Chickpea and Eggplant Curry (Bazin Bil-Batinjan)

Bazin Bil-Batinjan is a traditional Libyan dish that features a flavorful combination of chickpeas and eggplant in a rich and aromatic curry sauce. This hearty and satisfying dish is perfect for a comforting meal, and it's easy to make at home.
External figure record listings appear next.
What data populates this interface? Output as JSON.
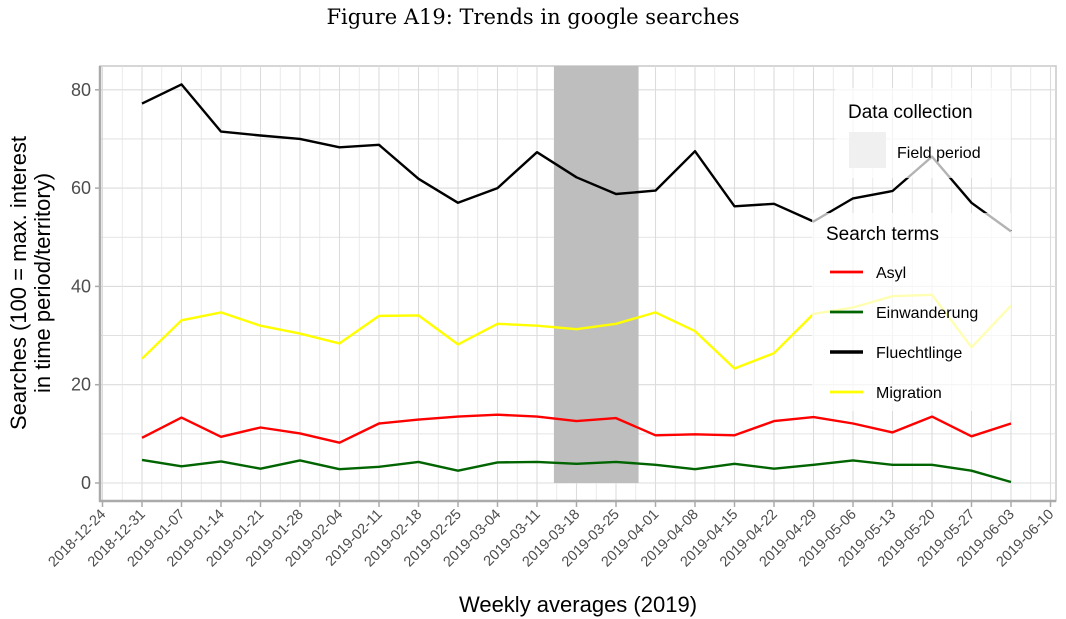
{
  "chart_data": {
    "type": "line",
    "title": "Figure A19: Trends in google searches",
    "xlabel": "Weekly averages (2019)",
    "ylabel_lines": [
      "Searches (100 = max. interest",
      "in time period/territory)"
    ],
    "ylim": [
      -3.5,
      85
    ],
    "yticks": [
      0,
      20,
      40,
      60,
      80
    ],
    "xticks": [
      "2018-12-24",
      "2018-12-31",
      "2019-01-07",
      "2019-01-14",
      "2019-01-21",
      "2019-01-28",
      "2019-02-04",
      "2019-02-11",
      "2019-02-18",
      "2019-02-25",
      "2019-03-04",
      "2019-03-11",
      "2019-03-18",
      "2019-03-25",
      "2019-04-01",
      "2019-04-08",
      "2019-04-15",
      "2019-04-22",
      "2019-04-29",
      "2019-05-06",
      "2019-05-13",
      "2019-05-20",
      "2019-05-27",
      "2019-06-03",
      "2019-06-10"
    ],
    "grid": true,
    "x": [
      "2018-12-31",
      "2019-01-07",
      "2019-01-14",
      "2019-01-21",
      "2019-01-28",
      "2019-02-04",
      "2019-02-11",
      "2019-02-18",
      "2019-02-25",
      "2019-03-04",
      "2019-03-11",
      "2019-03-18",
      "2019-03-25",
      "2019-04-01",
      "2019-04-08",
      "2019-04-15",
      "2019-04-22",
      "2019-04-29",
      "2019-05-06",
      "2019-05-13",
      "2019-05-20",
      "2019-05-27",
      "2019-06-03"
    ],
    "series": [
      {
        "name": "Asyl",
        "color": "#ff0000",
        "values": [
          9.2,
          13.3,
          9.4,
          11.3,
          10.1,
          8.2,
          12.1,
          12.9,
          13.5,
          13.9,
          13.5,
          12.6,
          13.2,
          9.7,
          9.9,
          9.7,
          12.6,
          13.4,
          12.1,
          10.3,
          13.5,
          9.5,
          12.1
        ]
      },
      {
        "name": "Einwanderung",
        "color": "#006400",
        "values": [
          4.7,
          3.4,
          4.4,
          2.9,
          4.6,
          2.8,
          3.3,
          4.3,
          2.5,
          4.2,
          4.3,
          3.9,
          4.3,
          3.7,
          2.8,
          3.9,
          2.9,
          3.7,
          4.6,
          3.7,
          3.7,
          2.5,
          0.2
        ]
      },
      {
        "name": "Fluechtlinge",
        "color": "#000000",
        "values": [
          77.2,
          81.1,
          71.5,
          70.7,
          70.0,
          68.3,
          68.8,
          61.9,
          57.0,
          60.0,
          67.3,
          62.2,
          58.8,
          59.5,
          67.5,
          56.3,
          56.8,
          53.2,
          57.9,
          59.4,
          66.4,
          57.0,
          51.2
        ]
      },
      {
        "name": "Migration",
        "color": "#ffff00",
        "values": [
          25.3,
          33.1,
          34.7,
          32.0,
          30.4,
          28.4,
          34.0,
          34.1,
          28.2,
          32.4,
          32.0,
          31.3,
          32.4,
          34.7,
          30.9,
          23.3,
          26.4,
          34.4,
          35.7,
          38.0,
          38.3,
          27.6,
          36.1
        ]
      }
    ],
    "field_period": {
      "label": "Field period",
      "start": "2019-03-14",
      "end": "2019-03-29",
      "color": "#bebebe"
    },
    "legend": {
      "placement": "top-right",
      "data_collection_title": "Data collection",
      "search_terms_title": "Search terms"
    }
  }
}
Chickpea and Eggplant Curry (Bazin Bil-Batinjan)

Ingredients

  • 2 eggplants, diced
  • 1 onion, finely chopped
  • 3 garlic cloves, minced
  • 1 can (15 oz) chickpeas, drained and rinsed
  • 2 tomatoes, diced
  • 1 teaspoon ground cumin
  • 1 teaspoon ground coriander
  • 1 teaspoon turmeric
  • 1/2 teaspoon cayenne pepper
  • 1 cup vegetable broth
  • 2 tablespoons olive oil
  • Salt and pepper to taste
  • Fresh cilantro for garnish

Instructions

  1. In a large pot, heat the olive oil over medium heat. Add the onion and garlic, and cook until softened.
  2. Add the diced eggplant to the pot and cook until it starts to brown.
  3. Stir in the ground cumin, coriander, turmeric, and cayenne pepper, and cook for 1-2 minutes until fragrant.
  4. Add the diced tomatoes, chickpeas, and vegetable broth to the pot. Season with salt and pepper, and bring the mixture to a simmer.
  5. Cover the pot and let the curry simmer for 20-25 minutes, stirring occasionally, until the eggplant is tender.
  6. Adjust the seasoning if needed, and serve the Bazin Bil-Batinjan hot, garnished with fresh cilantro.

Cooking & Preparation

Preparation time:
15 minutes
Cooking time:
40 minutes
Total time:
55 minutes
Cooking method
Stovetop

Nutritional facts per 1 serving

Calories
320 per serving
Protein
12g
Carbohydrates
45g
Fat
10g

Supplies

Large pot Cutting board Knife Wooden spoon

Tools

Stovetop

Serving suggestions

Serving suggestions: Serve Bazin Bil-Batinjan with warm pita bread or steamed rice for a complete meal.

Tips & tricks

Tips: For a creamier texture, you can mash some of the cooked chickpeas before serving.